I will never love anyone like I loved him.
And he was never real.
CHAPTER 31
ZANE
PAST
I started calling her Mom in my head.
It wasn’t something I planned—it just happened.
Maybe because that’s how I imagined a mother should be. Loving. Someone who listened, someone who cared. And this mysterious woman… she listened. Every single day.
The best part of my day became sitting across from her, sharing a meal, telling her about things that didn’t matter to anyone else. She never mocked me, never dismissed me. Just smiled, always kindly.
Her eyes never held malice—only pain. A pain I wanted to take away, to heal somehow. But that was beyond me.
The woman sat across from me, her wrists still bound, though she didn’t seem to mind. There was a strange calmness about her—one that didn’t fit the situation.
“If my little girl saw you,” she mused, her voice light but tinged with something sad, something distant. “She would think you were an angel.”
I blinked, caught off guard. She never shared anything personal. She was always composed, guarded.

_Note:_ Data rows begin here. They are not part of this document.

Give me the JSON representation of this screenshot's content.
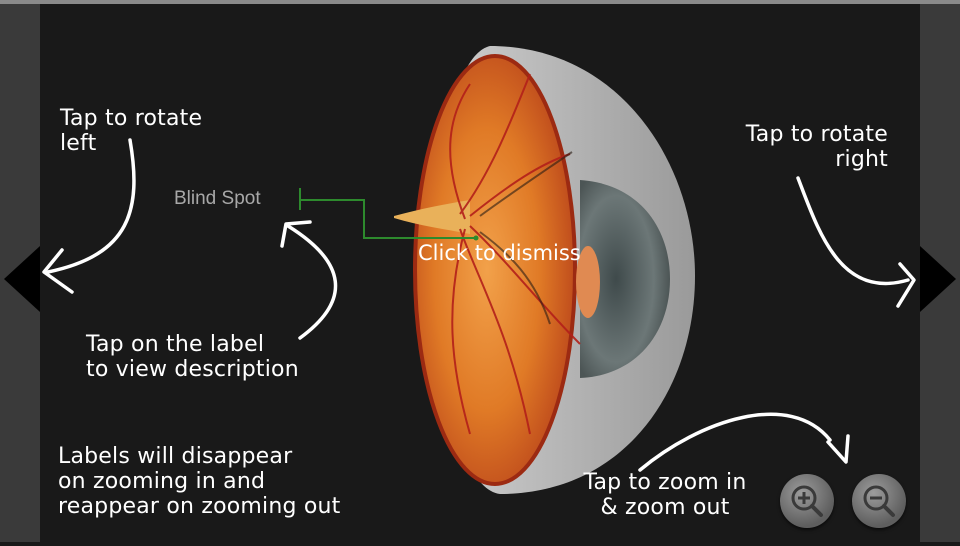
{
  "navigation": {
    "rotate_left_icon": "triangle-left-icon",
    "rotate_right_icon": "triangle-right-icon"
  },
  "hints": {
    "rotate_left": "Tap to rotate\nleft",
    "rotate_right": "Tap to rotate\nright",
    "label_tap": "Tap on the label\nto view description",
    "zoom_note": "Labels will disappear\non zooming in and\nreappear on zooming out",
    "zoom": "Tap to zoom in\n& zoom out"
  },
  "model": {
    "label": "Blind Spot",
    "dismiss_text": "Click to dismiss"
  },
  "zoom_controls": {
    "zoom_in_icon": "zoom-in-icon",
    "zoom_out_icon": "zoom-out-icon"
  },
  "colors": {
    "background": "#191919",
    "side_rail": "#3a3a3a",
    "leader_line": "#2d8a2d",
    "hint_text": "#ffffff"
  }
}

But now, she let something slip.
I shifted, my shoulders tense. “Who are you?”
She smiled, but it didn’t reach her eyes. “Nobody important, to be sincere.”
Lies.
Before I could press further, the door burst open. Heavy footsteps. A shadow loomed over us.
The air turned sharp, suffocating. My pulse pounded in my ears.

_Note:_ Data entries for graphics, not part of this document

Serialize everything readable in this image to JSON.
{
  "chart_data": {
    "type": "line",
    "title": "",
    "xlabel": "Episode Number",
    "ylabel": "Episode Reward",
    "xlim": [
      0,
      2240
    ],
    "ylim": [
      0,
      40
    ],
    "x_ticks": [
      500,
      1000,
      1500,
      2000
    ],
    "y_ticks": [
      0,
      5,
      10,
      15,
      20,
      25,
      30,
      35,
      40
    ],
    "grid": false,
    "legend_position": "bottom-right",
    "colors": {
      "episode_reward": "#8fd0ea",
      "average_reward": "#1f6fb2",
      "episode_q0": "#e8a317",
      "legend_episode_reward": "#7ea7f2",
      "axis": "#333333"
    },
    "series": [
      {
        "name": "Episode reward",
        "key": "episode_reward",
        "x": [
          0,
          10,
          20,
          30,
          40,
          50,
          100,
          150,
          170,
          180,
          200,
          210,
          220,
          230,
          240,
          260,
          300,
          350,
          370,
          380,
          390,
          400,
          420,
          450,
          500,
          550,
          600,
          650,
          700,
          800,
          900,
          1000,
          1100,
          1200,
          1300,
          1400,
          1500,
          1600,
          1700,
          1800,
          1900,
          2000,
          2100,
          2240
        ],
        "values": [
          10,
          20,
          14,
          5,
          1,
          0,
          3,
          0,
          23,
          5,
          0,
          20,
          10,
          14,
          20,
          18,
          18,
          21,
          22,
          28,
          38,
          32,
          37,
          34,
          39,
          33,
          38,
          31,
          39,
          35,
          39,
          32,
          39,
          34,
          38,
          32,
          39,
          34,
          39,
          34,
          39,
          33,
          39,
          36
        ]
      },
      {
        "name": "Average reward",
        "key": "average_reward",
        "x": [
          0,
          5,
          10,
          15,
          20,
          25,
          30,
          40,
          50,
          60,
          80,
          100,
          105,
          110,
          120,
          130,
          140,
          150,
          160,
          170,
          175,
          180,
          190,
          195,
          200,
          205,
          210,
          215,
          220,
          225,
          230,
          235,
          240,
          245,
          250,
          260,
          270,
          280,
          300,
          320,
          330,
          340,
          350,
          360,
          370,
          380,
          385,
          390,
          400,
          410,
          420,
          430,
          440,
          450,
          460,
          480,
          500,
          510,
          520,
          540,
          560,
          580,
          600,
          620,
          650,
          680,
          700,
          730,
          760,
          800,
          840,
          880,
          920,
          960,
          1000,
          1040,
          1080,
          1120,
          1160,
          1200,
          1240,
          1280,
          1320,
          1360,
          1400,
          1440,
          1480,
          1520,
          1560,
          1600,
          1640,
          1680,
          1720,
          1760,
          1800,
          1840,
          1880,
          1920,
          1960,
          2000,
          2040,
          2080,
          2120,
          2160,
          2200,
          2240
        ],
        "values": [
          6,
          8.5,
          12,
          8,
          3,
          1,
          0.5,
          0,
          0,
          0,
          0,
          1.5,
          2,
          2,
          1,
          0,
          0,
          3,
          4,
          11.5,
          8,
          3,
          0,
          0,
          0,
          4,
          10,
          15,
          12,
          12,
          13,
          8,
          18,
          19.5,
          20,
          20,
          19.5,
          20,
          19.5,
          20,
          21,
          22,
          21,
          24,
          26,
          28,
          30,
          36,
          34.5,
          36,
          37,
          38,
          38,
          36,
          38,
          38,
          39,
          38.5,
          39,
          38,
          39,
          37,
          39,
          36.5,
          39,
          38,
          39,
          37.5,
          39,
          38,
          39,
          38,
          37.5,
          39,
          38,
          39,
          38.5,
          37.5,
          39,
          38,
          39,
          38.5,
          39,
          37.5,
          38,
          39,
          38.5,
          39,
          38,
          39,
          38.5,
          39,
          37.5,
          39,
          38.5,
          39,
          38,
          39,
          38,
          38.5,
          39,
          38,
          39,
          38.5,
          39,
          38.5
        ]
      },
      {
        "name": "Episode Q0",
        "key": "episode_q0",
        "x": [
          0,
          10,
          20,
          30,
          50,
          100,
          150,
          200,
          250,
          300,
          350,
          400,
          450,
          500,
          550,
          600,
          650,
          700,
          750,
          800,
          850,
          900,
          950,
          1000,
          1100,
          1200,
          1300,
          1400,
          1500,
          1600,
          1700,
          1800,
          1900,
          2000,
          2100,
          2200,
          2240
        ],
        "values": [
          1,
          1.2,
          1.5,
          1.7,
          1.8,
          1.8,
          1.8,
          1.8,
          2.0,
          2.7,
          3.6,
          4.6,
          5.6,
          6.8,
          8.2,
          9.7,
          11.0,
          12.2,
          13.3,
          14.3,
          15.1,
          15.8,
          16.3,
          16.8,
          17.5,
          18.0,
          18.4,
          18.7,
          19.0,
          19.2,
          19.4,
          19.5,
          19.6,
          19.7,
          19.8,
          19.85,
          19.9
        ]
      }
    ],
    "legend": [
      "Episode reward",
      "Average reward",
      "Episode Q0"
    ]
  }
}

The door slammed open. Heavy footsteps. A presence that made the room feel smaller, like the walls were closing in.
The woman beside me tensed. The first real sign of fear I had ever seen in her.
Two men moved in fast, grabbing her by the arms, forcing her to her knees. She didn’t fight—she had to know it was useless.
Then he stepped forward.
I didn’t know his name. Not yet. But the way he carried himself—the quiet menace in his every movement—told me exactly what kind of man he was.
A predator.
He crouched in front of her, tilting her chin up with the barrel of his gun. His voice was smooth, almost amused.
“You ran far enough,” he murmured. “But you knew you’d never make it, didn’t you?”
She didn’t respond. Just stared at him with something between defiance and resignation.
Then her gaze flickered to me.
And something inside her shattered.
“Nico,” she choked out, her voice raw, desperate. “Please.”